Seydou Keïta, Untitled (Twins) (1952-55, printed 2001)
Photographs, Sotheby’s, 19 May
Estimate £3,000-£5,000 (unsold)
Since his archive of more than 10,000 negatives came to light in the 1990s, Mali’s master photographer Seydou Keïta has belatedly achieved international recognition. Born in 1921 in Bamako, he began earning his living from the medium in 1939 as a self-taught teenager. Between 1948, when he opened his studio in the capital, and 1962, when he became an official photographer for the new Socialist government, Keïta built a reputation across West Africa for his stylish 13cm x 18cm black-and-white portraits. With carefully choreographed lighting, backdrops, costumes and props, these were designed to flatter his middle-class clients, and have since come to be appreciated as works of art. More modest than many of Keïta’s compositions, this view of a young working man holding his wriggling twin sons is among almost 300 photographs in the major Seydou Keïta exhibition at the Grand Palais in Paris (until 11 July). The larger 40cm x 30cm print was produced in 2001, the year Keïta died.
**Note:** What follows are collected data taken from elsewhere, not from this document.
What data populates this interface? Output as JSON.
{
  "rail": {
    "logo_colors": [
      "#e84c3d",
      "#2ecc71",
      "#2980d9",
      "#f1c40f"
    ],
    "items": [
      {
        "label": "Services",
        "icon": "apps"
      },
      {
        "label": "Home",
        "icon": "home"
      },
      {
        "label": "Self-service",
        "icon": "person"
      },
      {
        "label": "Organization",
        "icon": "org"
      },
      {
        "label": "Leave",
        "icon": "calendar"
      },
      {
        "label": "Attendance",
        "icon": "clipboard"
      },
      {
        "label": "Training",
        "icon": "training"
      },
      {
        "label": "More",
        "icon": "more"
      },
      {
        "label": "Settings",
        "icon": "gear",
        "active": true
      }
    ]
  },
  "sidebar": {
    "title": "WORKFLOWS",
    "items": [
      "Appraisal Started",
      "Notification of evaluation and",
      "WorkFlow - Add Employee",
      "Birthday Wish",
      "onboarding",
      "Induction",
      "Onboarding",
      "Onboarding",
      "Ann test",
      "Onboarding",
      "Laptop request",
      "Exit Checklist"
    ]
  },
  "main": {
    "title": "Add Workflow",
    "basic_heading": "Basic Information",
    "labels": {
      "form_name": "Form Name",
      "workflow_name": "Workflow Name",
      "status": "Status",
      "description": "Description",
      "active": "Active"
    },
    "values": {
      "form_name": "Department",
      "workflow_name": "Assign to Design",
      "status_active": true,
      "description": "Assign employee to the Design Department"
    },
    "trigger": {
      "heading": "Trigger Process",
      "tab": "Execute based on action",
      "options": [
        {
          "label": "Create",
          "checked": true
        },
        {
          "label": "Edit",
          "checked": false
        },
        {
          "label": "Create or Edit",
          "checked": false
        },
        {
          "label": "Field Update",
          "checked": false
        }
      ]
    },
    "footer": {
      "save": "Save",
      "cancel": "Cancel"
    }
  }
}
Robert Rauschenberg, Rauschenberg Photographs portfolio (1949-61, printed 1979) Photographs, Christie’s, King Street, 20 May
Estimate £7,000-£9,000 (unsold)
Robert Rauschenberg, who is perhaps best remembered for his sculptural Combines and silkscreen paintings, began his career with a camera as well as a brush. “I’ve never stopped being a photographer,” he later said. It was at Black Mountain College in North Carolina in the late 1940s and early 1950s that he took his first photographs, under the eye of Aaron Siskind, Harry Callahan and Hazel Larsen Archer. Christie’s is offering a portfolio of photographs from this period from the collection of Rauschenberg’s legendary dealer Ileana Sonnabend and the estate of her daughter Nina Castelli Sundell. They include Quiet House (around 1949), a study of a diagonal shaft of light in an empty room at Black Mountain College, and Tangier (1952), a textured street scene from Rauschenberg’s travels in Italy and North Africa with his fellow student and lover Cy Twombly. Numbered 42 in an edition of 50, the portfolio was published by the Sonnabend Gallery in New York in 1980. Christie’s sold number 40 from the edition last month in New York for $12,500 (est $10,000-$15,000).